Yesterday, Intel acknowledged that it had caused an uproar with its controversial terms and conditions, attempting to prevent comparison benchmarks between its older microcode updates and its new Foreshadow mitigating patch. After promising to update the license, the firm got in touch with us to provide a statement, as well as access to a new, streamlined version of its T&Cs.
“We have simplified the Intel license to make it easier to distribute CPU microcode updates and posted the new version http://bit.ly/2w9RjtM,” explains the Intel spokesperson, going on to reiterate its previous statement saying: “As an active member of the open source community, we continue to welcome all feedback and thank the community.”
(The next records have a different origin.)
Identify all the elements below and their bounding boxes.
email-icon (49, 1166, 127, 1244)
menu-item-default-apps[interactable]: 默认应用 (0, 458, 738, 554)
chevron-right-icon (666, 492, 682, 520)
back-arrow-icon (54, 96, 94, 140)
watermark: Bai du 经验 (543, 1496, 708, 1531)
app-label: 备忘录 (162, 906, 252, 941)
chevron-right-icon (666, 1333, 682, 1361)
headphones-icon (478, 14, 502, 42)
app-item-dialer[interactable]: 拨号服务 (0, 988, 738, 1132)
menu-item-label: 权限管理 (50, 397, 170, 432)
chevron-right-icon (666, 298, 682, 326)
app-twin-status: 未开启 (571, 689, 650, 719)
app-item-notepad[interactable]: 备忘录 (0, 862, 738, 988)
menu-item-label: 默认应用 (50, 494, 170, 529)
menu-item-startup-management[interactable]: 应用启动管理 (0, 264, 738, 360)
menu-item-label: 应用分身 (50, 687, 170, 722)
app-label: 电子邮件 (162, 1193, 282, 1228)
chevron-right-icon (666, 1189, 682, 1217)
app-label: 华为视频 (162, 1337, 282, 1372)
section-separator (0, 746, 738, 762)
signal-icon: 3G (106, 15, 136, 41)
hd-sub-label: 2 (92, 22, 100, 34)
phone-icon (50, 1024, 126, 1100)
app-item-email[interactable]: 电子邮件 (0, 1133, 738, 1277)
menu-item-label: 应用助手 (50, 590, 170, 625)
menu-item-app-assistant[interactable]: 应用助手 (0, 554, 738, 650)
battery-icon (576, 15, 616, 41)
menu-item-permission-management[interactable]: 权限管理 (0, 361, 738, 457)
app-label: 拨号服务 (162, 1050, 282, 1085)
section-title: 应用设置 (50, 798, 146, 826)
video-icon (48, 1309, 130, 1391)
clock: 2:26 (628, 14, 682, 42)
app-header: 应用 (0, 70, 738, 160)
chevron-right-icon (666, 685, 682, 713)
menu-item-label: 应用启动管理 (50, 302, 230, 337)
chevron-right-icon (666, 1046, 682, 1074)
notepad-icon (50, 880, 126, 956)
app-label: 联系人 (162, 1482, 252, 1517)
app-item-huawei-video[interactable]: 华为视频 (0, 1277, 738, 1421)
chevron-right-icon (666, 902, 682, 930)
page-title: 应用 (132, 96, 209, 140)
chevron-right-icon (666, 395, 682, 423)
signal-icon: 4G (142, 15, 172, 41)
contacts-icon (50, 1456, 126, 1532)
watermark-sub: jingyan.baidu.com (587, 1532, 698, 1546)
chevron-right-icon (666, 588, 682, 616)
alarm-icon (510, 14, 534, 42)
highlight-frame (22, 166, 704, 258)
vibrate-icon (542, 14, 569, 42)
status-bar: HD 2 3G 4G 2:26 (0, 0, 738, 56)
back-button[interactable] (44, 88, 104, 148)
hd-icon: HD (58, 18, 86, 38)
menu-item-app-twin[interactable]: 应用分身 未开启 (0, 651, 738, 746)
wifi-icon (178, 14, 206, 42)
To compare, no pun intended, Intel’s lengthier original statement can be seen in full below, with attention drawn to the final sentence:
“You will not, and will not allow any third party to (i) use, copy, distribute, sell or offer to sell the Software or associated documentation; (ii) modify, adapt, enhance, disassemble, decompile, reverse engineer, change or create derivative works from the Software except and only to the extent as specifically required by mandatory applicable laws or any applicable third party license terms accompanying the Software; (iii) use or make the Software available for the use or benefit of third parties; or (iv) use the Software on Your products other than those that include the Intel hardware product(s), platform(s), or software identified in the Software; or (v) publish or provide any Software benchmark or comparison test results.”
The new license boils these five points down to just three, laying them out in much more accessible bullet points. This states that “Redistribution and use in binary form, without modification, are permitted, provided that the following conditions are met”:
- Redistributions must reproduce the above copyright notice and the following disclaimer in the documentation and/or other materials provided with the distribution.
- Neither the name of Intel Corporation nor the names of its suppliers may be used to endorse or promote products derived from this software without specific prior written permission.
- No reverse engineering, decompilation, or disassembly of this software is permitted.
Of course, this is accompanied by a clarification that “’Binary form’ includes any format that is commonly used for electronic conveyance that is a reversible, bit-exact translation of binary representation to ASCII or ISO text, for example ‘uuencode.’” It also houses a disclaimer at the bottom that retains Intel’s copyright.
KitGuru Says: It’s good to see that there are no signs of Intel’s challenge to free speech in the new T&Cs, while also making it much easier to read. It’s also fairly reassuring to know that the voices of fans are being heard and responded to in good time.